Indian carriers are struggling to fill up seats amid overcapacity and slowing economic growth that are expected to saddle them with a collective loss of about $2 billion (Rs10,100 crore) in the fiscal year ending 31 March. In January, airlines filled just two-thirds, or 3.3 million, of their 5.06 million seats, showed the data collated by Boeing.
Also See Too Much Capacity (Graphic)
“One of the problems you hear—about the reasons for $1.5-2 billion losses in the industry—is that everybody is trying to sell (tickets) below cost. That’s not their choice because there is simply too much capacity,” said Dinesh Keskar, president of Boeing’s India unit. “And, when that happens, fares go down.”
In 2008, air passenger traffic in India fell after surging for the last six years. The airlines carried 43.3 million passengers in 2007, more than three times the 13.3 million flown in 2002. In 2008, the figure fell to 40.77 million.
Slumping passenger demand and record high prices of jet fuel prompted airlines across Asia to pull back several daily flights starting in the summer of 2008. Last year, India’s domestic airline capacity shrank by 8%. That compares with a 3.5% pull-back in Japan and an 18% addition in China.
Indian carriers also led a pack of 20 Asian carriers that significantly pared market capacity last year, according to Boeing. Between February this year and the same month of 2008, at least half of the 20 top airlines in Asia cut capacity.
India’s Kingfisher Airlines Ltd led the list of Asian carriers with a 17.1% reduction, followed by Singapore Airlines at 8.3%, Thai Airways at 7.7%, Jet Airways (India) Ltd and Japan’s All Nippon Airways Co. at 6.2% each, and National Aviation Co. of India Ltd-run Air India’s 5.3%.

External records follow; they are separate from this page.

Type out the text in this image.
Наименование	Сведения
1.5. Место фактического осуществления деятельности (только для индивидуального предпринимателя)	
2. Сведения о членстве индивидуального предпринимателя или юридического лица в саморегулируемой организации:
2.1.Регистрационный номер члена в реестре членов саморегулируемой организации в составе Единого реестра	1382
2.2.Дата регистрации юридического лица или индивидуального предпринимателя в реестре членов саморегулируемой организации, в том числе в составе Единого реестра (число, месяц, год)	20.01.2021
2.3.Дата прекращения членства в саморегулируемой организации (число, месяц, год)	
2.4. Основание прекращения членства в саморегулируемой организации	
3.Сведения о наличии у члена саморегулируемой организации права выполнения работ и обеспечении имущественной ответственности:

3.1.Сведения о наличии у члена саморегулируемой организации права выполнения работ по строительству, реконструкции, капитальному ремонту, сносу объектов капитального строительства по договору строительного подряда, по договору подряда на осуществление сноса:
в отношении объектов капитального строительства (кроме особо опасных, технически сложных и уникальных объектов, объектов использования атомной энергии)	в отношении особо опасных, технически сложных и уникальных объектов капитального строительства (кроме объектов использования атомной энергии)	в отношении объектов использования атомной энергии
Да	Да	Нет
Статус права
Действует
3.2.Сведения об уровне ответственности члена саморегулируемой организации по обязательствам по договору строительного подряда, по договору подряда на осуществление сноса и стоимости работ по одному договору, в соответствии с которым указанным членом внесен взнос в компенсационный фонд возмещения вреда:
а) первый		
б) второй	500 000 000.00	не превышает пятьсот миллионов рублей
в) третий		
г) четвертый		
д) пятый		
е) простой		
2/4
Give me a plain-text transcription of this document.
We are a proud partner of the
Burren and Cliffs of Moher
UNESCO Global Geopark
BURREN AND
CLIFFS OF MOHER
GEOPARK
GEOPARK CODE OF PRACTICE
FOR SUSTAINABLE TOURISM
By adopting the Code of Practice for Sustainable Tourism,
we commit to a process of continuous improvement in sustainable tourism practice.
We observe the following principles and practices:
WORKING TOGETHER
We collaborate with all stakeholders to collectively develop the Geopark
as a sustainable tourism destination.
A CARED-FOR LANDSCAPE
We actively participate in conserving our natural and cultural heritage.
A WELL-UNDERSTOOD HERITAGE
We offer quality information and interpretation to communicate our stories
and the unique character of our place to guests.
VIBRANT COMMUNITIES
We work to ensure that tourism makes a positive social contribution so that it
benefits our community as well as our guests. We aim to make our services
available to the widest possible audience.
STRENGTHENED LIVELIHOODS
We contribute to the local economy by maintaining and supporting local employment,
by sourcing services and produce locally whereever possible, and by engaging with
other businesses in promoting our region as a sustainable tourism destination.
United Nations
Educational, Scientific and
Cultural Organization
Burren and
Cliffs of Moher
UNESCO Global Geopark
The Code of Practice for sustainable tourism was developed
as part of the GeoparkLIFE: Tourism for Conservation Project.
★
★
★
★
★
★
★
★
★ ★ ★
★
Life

Air India has a fleet of 150 aircraft, followed by Jet with 111 (some of its planes have been leased out), and Kingfisher with 76. All three have seen their losses increase sharply.
“This is probably tougher than what we saw in 9/11,” Airbus executive president, sales and marketing, Kiran Rao, said on the impact of the economic slowdown worldwide that is hurting the global travel industry. By 9/11, Rao was referring to the 11 September 2001 terror attacks in the US.
If there is a recovery in the economic situation by the end of the year, the air travel industry, which grew 5% annually in the years following 2001, could see growth picking up, Rao added.
Still, there will be several airlines in India adding planes to their fleets this year. As of July last year, there were orders placed for 68 Airbus planes, 22 Boeing aircraft and one Embraer, all scheduled for delivery this year.
By January, this numbers had shrunk to 32 orders for Airbus followed by Boeing’s 20, largely as a “result of deferrals and cancellations of orders”, as Keskar puts it. Embraer’s rose to five.
Jet Airways has deferred deliveries of one Boeing-made 777 and 737 each. Boeing’s 20 planes on order for this year do not include the 787 Dreamliner planes purchased by Air India, deliveries of which have already been stalled because of production delays.
Airbus says it has adjusted its delivery schedule. “We have hectic time schedule but I think it’s very much under control for the Indian market, especially because it (downturn) came a little earlier than the rest of the world,” said Rao, adding that his company had been “able to absorb the few cancellations that we had on the Indian market”.
Smaller airlines such as Interglobe Aviation Pvt. Ltd-run IndiGo, SpiceJet Ltd and Paramount Airways Pvt. Ltd were the only ones that increased capacity by 13%, 8% and 73%, respectively, between February 2008 and February 2009.
Both Boeing and Airbus said they don’t expect any new orders from the Indian market any time soon, but continue to maintain their India market forecast which estimates that the country’s airlines would buy up to 1,100 planes over the next 20 years.